Protocolization is the key condition for transforming LLM-driven ABM from narrative role-playing into a verifiable research method. Naive LLM-agent simulations usually provide models with role prompts and ask them to continuously output actions or opinions. Such practices can quickly generate seemingly plausible narrative results, but they are also prone to problems such as blurred temporal boundaries, role drift, omniscient perspectives, rule drift, non-computable outputs, invalid numerical values, and difficulties in replication. To be used in behavioral and social science research, LLM-driven ABM needs to integrate rounds, roles, information, rules, outputs, checks, and validation into an explicit protocol. Only then can the simulation process be recorded, the simulation results audited, and different runs, conditions, and cases compared on an empirical basis.

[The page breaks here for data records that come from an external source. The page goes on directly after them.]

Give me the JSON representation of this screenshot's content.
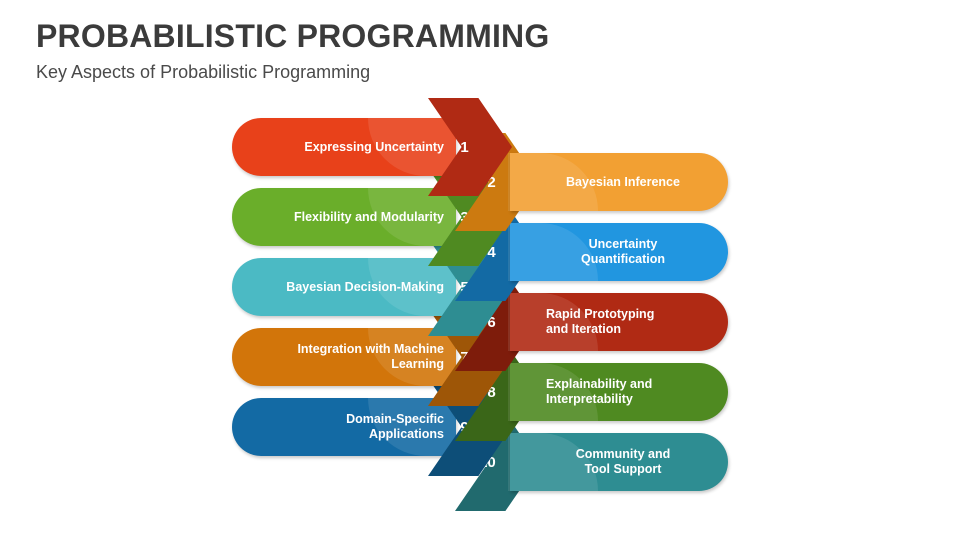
{
  "header": {
    "title": "PROBABILISTIC PROGRAMMING",
    "subtitle": "Key Aspects of Probabilistic Programming",
    "title_color": "#3b3b3b",
    "subtitle_color": "#4a4a4a"
  },
  "diagram": {
    "type": "interlocking-arrow-list",
    "items": [
      {
        "number": "01",
        "label": "Expressing Uncertainty",
        "side": "left",
        "bar_color": "#E8411A",
        "head_color": "#B02A14",
        "align": "right"
      },
      {
        "number": "02",
        "label": "Bayesian Inference",
        "side": "right",
        "bar_color": "#F2A033",
        "head_color": "#CC7A10",
        "align": "center"
      },
      {
        "number": "03",
        "label": "Flexibility and Modularity",
        "side": "left",
        "bar_color": "#6AAE2A",
        "head_color": "#4F8A21",
        "align": "right"
      },
      {
        "number": "04",
        "label": "Uncertainty Quantification",
        "side": "right",
        "bar_color": "#2196E0",
        "head_color": "#136AA4",
        "align": "center"
      },
      {
        "number": "05",
        "label": "Bayesian Decision-Making",
        "side": "left",
        "bar_color": "#4BBAC4",
        "head_color": "#2E8D92",
        "align": "right"
      },
      {
        "number": "06",
        "label": "Rapid Prototyping\nand Iteration",
        "side": "right",
        "bar_color": "#B02A14",
        "head_color": "#7E1C0B",
        "align": "left"
      },
      {
        "number": "07",
        "label": "Integration with Machine\nLearning",
        "side": "left",
        "bar_color": "#D2750A",
        "head_color": "#9E5607",
        "align": "right"
      },
      {
        "number": "08",
        "label": "Explainability and\nInterpretability",
        "side": "right",
        "bar_color": "#4F8A21",
        "head_color": "#3A6618",
        "align": "left"
      },
      {
        "number": "09",
        "label": "Domain-Specific\nApplications",
        "side": "left",
        "bar_color": "#136AA4",
        "head_color": "#0D4E78",
        "align": "right"
      },
      {
        "number": "10",
        "label": "Community and\nTool Support",
        "side": "right",
        "bar_color": "#2E8D92",
        "head_color": "#216A6E",
        "align": "center"
      }
    ]
  }
}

1.2. Research Questions and Contributions
Based on the methodological positioning above, this study proposes three research questions.
RQ1: Can LLM-driven ABM serve as a method for simulating social behavior in behavioral science?
RQ2: What methodological failures arise in naive LLM-agent simulation, and what forms of protocolized control are needed to mitigate them?
RQ3: After protocolized control is introduced, can LLM-driven ABM generate auditable, empirically assessable simulation outputs with evidence of cross-scenario applicability across different social-behavioral settings?
This study makes four main contributions in relation to these questions.
First, starting from the ethical boundaries of real-world social experimentation, this study proposes the value of LLM-driven ABM as a low-risk pre-experimental method. This method does not replace experiments with real participants or natural experiments. Rather, it provides a simulation space for mechanism rehearsal, risk identification, and counterfactual comparison.
Second, this study diagnoses the typical failure modes of naive LLM-agent simulation and translates blurred temporal boundaries, role drift, omniscient perspectives, rule drift, non-computable outputs, invalid numerical values, and replication difficulties into operational protocol-control items.
Third, this study proposes a protocolized LLM-driven ABM framework that incorporates prompts, role cards, rule tables, information boundaries, output schemas, harness checks, and validation targets into the research design. Through this framework, LLM-driven ABM can generate behavioral simulation outputs that are auditable, reproducible, and empirically comparable.
Fourth, this study conducts a multi-evidence evaluation through three social-behavioral cases: a minimum wage policy shock, a digital-campaigning information intervention, and urban tourism public-opinion dynamics. These three cases jointly test the method’s data analyzability, counterfactual comparability, group-ordering consistency, and process-explanation capacity.